Stories
Stories
Rahul Bajaj, MBA 1964
Chairman & Managing Director, Bajaj Auto Ltd.
In the 1970s, India was a socialist state, a land of overarching regulation rather than of opportunity. "As a result, there was no entrepreneurship, and businesses couldn't do a thing without government approval," recalls Rahul Bajaj, a member of one of India's most prominent families, who became CEO of Bajaj Auto Ltd. (BAL) in 1968 at the age of 30.
In this environment, the company, now the world's fourth-largest maker of motorized scooters, three-wheel vehicles, and motorcycles—India's most common forms of transportation—was limited to producing just 20,000 units a year. Supply and demand were completely out of sync. Once they placed their order, customers had to wait ten years to receive it.
Finally, Bajaj, whose grandfather had been known as the "fifth son" of Mahatma Gandhi and whose parents and grandparents had spent time in British prisons for the sake of Indian independence, decided to engage in his own form of disobedience. "To lower my costs while improving the price and quality of my products, I needed economies of scale," he explains. "Ignoring a government regulation, I increased my volume by more than the permitted 25 percent of my licensed capacity. If I had to go to jail for the excess production of a commodity that most Indians needed, I didn't mind."
Bajaj's antiestablishment views prevailed, and by the beginning of the 1980s, Bajaj Auto had increased its annual production to 172,000 vehicles. Today, with revenues of $1.5 billion and a market capitalization of $3 billion, the company sells nearly 2 million vehicles per year in India and other developing countries in Africa, Latin America, and Southeast Asia.
"Given my family background, I knew I wanted to be a businessman by the time I was about 12," says Bajaj. His grandfather had bought a steel mill and started a sugar mill, and in 1945 his father founded Bajaj Auto, now the crown jewel in the Bajaj Group, which numbers almost thirty companies in a variety of industries.

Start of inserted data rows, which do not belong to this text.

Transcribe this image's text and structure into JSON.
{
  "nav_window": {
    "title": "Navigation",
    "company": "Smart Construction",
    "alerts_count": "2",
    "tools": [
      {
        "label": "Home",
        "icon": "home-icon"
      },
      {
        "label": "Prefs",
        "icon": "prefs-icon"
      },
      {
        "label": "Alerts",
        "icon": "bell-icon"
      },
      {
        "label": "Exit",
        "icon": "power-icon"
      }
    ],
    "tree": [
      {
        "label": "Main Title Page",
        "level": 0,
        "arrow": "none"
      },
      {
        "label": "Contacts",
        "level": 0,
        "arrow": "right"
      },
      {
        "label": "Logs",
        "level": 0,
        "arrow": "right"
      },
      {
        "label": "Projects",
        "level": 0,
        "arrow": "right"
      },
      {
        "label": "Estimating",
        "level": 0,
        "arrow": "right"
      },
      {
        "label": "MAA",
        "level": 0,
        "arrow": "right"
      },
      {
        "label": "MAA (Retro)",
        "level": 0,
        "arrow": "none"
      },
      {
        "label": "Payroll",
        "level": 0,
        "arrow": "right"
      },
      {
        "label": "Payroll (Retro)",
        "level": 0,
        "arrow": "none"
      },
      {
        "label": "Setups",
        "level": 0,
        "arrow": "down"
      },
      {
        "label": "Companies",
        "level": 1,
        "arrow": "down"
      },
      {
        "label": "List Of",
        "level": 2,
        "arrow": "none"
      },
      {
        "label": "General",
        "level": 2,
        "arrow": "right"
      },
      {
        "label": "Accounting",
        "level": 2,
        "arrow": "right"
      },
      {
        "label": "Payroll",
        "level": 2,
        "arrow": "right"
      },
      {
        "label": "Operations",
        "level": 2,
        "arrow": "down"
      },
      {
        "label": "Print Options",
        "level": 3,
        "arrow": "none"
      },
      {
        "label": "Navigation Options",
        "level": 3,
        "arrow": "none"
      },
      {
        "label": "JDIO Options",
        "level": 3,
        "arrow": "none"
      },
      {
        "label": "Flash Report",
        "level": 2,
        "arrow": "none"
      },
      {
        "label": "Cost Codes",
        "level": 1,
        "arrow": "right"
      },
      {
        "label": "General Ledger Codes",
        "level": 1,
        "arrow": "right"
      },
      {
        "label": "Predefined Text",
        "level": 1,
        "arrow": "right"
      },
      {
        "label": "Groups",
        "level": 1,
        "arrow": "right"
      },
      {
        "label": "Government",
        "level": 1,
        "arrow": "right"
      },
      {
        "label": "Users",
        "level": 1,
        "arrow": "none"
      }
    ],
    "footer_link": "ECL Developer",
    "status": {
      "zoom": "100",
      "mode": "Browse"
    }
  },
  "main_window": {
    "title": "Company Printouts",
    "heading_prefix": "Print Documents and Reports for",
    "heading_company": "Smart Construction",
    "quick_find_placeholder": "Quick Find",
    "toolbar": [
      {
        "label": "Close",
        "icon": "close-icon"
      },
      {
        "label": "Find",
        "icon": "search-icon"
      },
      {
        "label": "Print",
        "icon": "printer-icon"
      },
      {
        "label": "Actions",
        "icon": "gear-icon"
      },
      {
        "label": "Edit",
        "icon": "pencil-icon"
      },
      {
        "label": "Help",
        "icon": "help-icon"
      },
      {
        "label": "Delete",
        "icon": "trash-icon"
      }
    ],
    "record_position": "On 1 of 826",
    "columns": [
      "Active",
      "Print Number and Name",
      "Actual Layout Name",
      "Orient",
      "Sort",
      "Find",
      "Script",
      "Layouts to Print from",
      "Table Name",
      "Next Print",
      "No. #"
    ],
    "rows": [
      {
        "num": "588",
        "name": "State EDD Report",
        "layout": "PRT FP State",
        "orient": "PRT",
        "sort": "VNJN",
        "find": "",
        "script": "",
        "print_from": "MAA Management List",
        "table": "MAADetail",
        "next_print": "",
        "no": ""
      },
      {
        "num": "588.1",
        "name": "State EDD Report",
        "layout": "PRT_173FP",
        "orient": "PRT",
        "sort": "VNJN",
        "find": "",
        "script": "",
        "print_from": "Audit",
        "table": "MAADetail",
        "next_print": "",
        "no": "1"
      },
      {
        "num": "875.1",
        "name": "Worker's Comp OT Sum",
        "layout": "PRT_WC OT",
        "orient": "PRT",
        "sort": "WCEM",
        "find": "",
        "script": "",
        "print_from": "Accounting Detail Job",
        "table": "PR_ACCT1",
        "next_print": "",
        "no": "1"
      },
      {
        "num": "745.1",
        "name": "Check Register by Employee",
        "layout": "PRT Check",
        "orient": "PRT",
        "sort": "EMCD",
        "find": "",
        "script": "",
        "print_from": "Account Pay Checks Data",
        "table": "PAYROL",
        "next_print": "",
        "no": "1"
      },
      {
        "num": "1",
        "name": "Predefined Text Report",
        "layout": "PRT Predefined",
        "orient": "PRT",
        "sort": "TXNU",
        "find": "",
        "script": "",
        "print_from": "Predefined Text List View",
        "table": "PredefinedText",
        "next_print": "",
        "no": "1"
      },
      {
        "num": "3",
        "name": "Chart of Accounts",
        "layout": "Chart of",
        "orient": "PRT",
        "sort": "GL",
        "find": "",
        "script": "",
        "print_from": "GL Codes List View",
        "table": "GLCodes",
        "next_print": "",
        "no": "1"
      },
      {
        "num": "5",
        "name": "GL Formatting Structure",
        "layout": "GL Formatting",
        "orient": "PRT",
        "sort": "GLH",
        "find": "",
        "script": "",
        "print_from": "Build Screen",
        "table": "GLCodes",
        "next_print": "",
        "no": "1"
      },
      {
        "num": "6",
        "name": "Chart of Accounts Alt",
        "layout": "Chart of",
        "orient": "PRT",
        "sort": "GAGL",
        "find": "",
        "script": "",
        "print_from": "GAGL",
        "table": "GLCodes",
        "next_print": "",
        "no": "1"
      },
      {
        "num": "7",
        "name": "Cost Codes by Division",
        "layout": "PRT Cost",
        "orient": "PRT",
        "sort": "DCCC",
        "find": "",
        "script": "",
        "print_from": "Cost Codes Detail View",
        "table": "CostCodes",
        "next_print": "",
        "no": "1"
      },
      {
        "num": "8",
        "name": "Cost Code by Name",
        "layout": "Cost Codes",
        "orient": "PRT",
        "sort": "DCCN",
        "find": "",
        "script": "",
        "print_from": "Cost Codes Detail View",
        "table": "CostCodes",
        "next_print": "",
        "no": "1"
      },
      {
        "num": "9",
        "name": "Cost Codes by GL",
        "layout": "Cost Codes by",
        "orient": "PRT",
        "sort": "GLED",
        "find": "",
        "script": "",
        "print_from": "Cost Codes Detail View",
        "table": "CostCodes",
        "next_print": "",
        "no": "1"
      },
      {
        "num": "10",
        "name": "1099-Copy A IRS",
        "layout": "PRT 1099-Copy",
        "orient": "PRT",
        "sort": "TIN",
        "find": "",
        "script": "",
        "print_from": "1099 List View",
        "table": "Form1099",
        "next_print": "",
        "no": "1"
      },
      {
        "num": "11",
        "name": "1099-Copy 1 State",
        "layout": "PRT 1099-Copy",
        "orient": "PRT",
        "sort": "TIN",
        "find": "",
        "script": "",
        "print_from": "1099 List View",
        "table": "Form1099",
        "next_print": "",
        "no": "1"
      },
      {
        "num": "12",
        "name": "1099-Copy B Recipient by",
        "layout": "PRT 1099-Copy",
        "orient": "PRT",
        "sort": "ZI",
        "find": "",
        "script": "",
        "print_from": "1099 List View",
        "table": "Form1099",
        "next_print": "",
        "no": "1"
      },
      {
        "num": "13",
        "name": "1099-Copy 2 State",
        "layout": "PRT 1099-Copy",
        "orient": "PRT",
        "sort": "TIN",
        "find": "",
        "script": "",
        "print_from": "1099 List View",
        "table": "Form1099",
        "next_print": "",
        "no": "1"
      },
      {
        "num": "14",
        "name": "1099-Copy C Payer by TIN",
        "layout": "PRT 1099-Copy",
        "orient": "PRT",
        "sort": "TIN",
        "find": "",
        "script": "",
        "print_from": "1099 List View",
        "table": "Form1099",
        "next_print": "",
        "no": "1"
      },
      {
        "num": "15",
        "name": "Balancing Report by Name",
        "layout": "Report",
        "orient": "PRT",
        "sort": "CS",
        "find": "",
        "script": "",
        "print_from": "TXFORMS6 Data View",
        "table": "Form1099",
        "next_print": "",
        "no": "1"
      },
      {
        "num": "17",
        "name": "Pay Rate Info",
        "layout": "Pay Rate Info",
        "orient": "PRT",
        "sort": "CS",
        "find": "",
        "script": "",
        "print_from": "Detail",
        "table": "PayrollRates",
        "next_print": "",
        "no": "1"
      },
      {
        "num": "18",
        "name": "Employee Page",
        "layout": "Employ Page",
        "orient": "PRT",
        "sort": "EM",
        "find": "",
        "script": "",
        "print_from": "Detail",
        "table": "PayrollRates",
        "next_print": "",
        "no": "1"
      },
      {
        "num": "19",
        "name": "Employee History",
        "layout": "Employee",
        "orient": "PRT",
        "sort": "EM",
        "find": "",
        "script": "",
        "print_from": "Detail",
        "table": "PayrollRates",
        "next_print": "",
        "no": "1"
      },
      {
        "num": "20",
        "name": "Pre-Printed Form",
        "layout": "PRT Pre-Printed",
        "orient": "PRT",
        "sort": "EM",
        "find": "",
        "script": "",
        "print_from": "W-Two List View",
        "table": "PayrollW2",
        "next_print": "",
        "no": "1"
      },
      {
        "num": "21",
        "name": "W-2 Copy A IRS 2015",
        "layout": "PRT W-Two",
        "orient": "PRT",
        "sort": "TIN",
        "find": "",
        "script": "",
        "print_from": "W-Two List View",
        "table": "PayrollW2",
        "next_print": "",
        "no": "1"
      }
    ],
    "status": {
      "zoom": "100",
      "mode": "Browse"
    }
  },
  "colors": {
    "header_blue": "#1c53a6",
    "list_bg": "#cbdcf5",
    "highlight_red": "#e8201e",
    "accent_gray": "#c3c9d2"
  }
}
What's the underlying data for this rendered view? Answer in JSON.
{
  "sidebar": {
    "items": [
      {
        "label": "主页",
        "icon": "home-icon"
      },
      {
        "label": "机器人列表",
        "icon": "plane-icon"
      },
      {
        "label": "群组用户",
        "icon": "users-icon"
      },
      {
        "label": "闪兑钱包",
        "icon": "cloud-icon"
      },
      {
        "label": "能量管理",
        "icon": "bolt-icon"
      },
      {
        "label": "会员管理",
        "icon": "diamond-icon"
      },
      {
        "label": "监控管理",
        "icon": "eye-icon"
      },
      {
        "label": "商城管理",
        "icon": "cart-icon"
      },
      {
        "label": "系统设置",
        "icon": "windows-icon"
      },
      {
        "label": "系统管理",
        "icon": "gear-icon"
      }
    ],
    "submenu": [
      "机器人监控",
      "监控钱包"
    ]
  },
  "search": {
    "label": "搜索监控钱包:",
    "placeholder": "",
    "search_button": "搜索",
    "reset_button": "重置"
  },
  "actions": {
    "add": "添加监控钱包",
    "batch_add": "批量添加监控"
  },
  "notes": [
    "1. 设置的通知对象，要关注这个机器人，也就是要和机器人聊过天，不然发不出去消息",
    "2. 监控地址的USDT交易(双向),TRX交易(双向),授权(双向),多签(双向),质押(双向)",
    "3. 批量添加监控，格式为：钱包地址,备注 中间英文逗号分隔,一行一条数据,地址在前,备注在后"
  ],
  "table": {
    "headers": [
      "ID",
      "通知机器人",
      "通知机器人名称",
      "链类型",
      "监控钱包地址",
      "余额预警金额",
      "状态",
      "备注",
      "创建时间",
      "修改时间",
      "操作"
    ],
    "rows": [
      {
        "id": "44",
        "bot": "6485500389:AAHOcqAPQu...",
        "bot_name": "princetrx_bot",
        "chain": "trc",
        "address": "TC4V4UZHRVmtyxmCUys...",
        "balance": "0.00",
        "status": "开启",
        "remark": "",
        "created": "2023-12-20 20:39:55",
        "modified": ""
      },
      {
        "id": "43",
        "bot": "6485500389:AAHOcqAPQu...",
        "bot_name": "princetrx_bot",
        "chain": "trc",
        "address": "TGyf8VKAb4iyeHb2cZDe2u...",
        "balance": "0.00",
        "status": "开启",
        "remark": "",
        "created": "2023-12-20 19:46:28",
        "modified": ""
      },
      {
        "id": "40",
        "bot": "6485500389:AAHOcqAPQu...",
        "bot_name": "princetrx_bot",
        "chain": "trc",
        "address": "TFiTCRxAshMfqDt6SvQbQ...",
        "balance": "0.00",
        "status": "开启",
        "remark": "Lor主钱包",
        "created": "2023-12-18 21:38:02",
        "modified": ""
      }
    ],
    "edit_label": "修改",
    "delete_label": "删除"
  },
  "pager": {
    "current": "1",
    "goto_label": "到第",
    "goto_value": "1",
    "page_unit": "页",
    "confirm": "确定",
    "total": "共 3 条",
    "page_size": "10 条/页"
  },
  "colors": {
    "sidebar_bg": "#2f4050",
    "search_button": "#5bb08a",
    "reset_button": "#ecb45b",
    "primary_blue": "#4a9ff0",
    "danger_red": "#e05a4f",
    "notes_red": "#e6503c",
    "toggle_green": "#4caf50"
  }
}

Graduating in 1958 from St. Stephen's College in Delhi with an honors degree in economics, Bajaj underwent on-the-job training for four years at two of the group companies. During that time, he also earned a law degree in Bombay (now Mumbai).
By the 1990s, Bajaj Auto faced problems worthy of an HBS case study. A combination of the company's ramped-up production and the entry-thanks to some early liberalization measures introduced by the then Prime Minister, Rajiv Gandhi-of Japanese manufacturers such as Honda, Yamaha, and Suzuki changed the dynamics of the marketplace completely. Waiting lists eventually gave way to overcapacity, and a new generation of motorcycles drove the sale of scooters into a downhill skid that bottomed out in 2000-01. "We remained profitable," notes Bajaj, "because we quickly realized we needed to restructure our product line and increase the productivity of our workforce."
Through a technological collaboration with Kawasaki, BAL improved the variety and quality of its motorcycles. The company also altered its supply-chain management, turning to outsourcing for almost every component used on the assembly line and relying on just-in-time deliveries several times a day. "We went through the difficult process of winnowing our major suppliers from 900 to 200, with whom we now work as partners," Bajaj says.
Changes in employee management and training had an enormous impact. It took 22,000 workers to produce 1 million vehicles in 2000, for example, but only half that number to make 1.8 million four years later.
In addition, Bajaj Auto has consistently invested in R&D. The company's ability to develop products desired by the customer has been an important source of confidence for the future.
What has also remained constant throughout Bajaj's forty years at BAL has been the company's commitment to corporate social responsibility. Through philanthropic trusts and foundations, Bajaj Auto supports community and rural development in the areas where its workers live, funding efforts, for instance, in primary school education, agriculture, and health care.
As a longtime leader of his country's business community, Bajaj is the only top executive to have served two terms as president of the Confederation of Indian Industry, which represents over 5,000 companies from India's private and public sectors. In that role in 1994-95, he chaired a blue-ribbon committee of twenty CEOs who wrote India's first report on the principles of good corporate governance-principles that were the forerunners of those later adopted by the Securities and Exchange Board of India and the nation's stock exchanges. Bajaj's expertise in these matters has also been tapped by the New York Stock Exchange, where he serves as a member of its International Advisory Committee. For his contribution to Indian industry, he was awarded the nation's third-highest civilian honor, the Padma Bhushan, in 2002.
Five years ago, Bajaj began to delegate many of his responsibilities to a team of younger executives. The final stage of that plan took place last April, when he was succeeded as managing director and CEO by his older son, Rajiv.
Bajaj acknowledges there's still much he wants to do, particularly as India takes its place as a world economic power. "We still have to address some lingering problems in my country," he says, "including an inadequate infrastructure, inflexible labor policies, and too much bureaucratic red tape. But in the long run, India will succeed, since the entrepreneurial spirit and capability of the Indian people is second to none."